"But I am not in the least sure I can manage a year in Rome," protested Marise, breaking in with a hurried protest against this taking-for-granted of everything, "I never dreamed of going to Rome! My father...."

"Oh, you can manage it," Madame de la Cueva assured her carelessly, "one can always manage whatever one really wants to do. Especially if it depends on a man."

She crossed the room now to pull at a bell-cord and to order tea of the stout, elderly maid who came. Such a cosmopolitan as Madame de la Cueva would of course have tea.

"We shall have tea together, my dear, to celebrate your birthday and my new plans, and to have a last talk together, the last talk before you grow up."

Her tears were forgotten. They had been shed, and that was the end of them. It was thus that one should live, she believed, crying heartily when one felt like it, and having it over with. She detested what she called the "brain-sickening Anglo-Saxon mania of bottling up emotion till it grows so intense you get no enjoyment out of it," and she was much given to cautioning against this mania those few of her pupils whom she took seriously and for whom she labored her valiant best, pouring out for them all her wisdom, musical and otherwise.

She came back now, and sat before the piano, her amplitude overflowing the stool as a mighty inflooding wave overflows a rock.

"While Giuseppina is making our tea, I'll play to you," she announced. She put her beautiful hands on the keys like a millionaire plunging his hands into a coffer of jewels and offering a choice between pearls and rubies, "What will you have? What do you feel like?"

Marise felt more like an earthquake in full activity than anything else, and chose accordingly, "If I'm going to Rome for a year, I feel like fireworks," she said with a rather breathless laugh, "something Hungarian ... Liszt, perhaps."
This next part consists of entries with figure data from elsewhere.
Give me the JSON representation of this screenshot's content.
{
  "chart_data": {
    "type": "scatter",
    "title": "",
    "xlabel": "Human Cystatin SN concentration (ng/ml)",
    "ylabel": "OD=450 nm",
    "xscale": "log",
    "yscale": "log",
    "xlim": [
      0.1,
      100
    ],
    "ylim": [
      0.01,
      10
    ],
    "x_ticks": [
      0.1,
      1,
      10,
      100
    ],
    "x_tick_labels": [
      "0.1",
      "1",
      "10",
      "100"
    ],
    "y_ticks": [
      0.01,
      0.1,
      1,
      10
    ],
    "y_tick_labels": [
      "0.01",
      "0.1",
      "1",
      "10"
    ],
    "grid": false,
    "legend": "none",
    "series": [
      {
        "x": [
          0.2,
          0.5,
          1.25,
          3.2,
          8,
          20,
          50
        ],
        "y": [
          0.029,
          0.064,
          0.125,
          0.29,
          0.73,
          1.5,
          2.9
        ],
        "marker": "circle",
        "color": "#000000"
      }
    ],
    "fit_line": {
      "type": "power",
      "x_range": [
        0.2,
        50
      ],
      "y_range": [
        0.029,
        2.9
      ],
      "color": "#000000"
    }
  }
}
Madame de la Cueva settled herself and was off, Marise's heart galloping beside her in the wild rush over the plain. The little lean, wiry, ewe-necked horse under her tore along, sure-footed, as carried away by the stampede as his rider. There was a lance in her hand, a lance with a little blood-red, ragged flag, fluttering loudly against the wind of their forward rush like a bird struggling to escape and fly. Marise heard its throbbing struggle above the rhythmic thunder of the hoofs and felt her heart fluttering like a caught bird in sympathy. And now, with a long, rending slide from bass to treble, it tore itself loose, the wind caught it and whirled it up high over their heads as they plunged along. There it rode among the clouds, like a scarlet storm-bird, sinking and falling and advancing to a longer, nobler, more ample rhythm than that of their many-hoofed clattering. Marise's heart soared up with it, soared out of the noisy clattering, up to the clouds, to the noble, long curves of the wind's soundless advance ... soundless ... the piano was silent. Madame de la Cueva had played the last half-heard, velvet note that was prolonged, prolonged by the sweep of that noble line. She and Marise floated with it for a moment, and then as it swept on and left them, they slowly eddied down to the ground like dry leaves.

Giuseppina came in with the tea. Madame de la Cueva turned round on the piano-stool, a fat, elderly woman with three chins.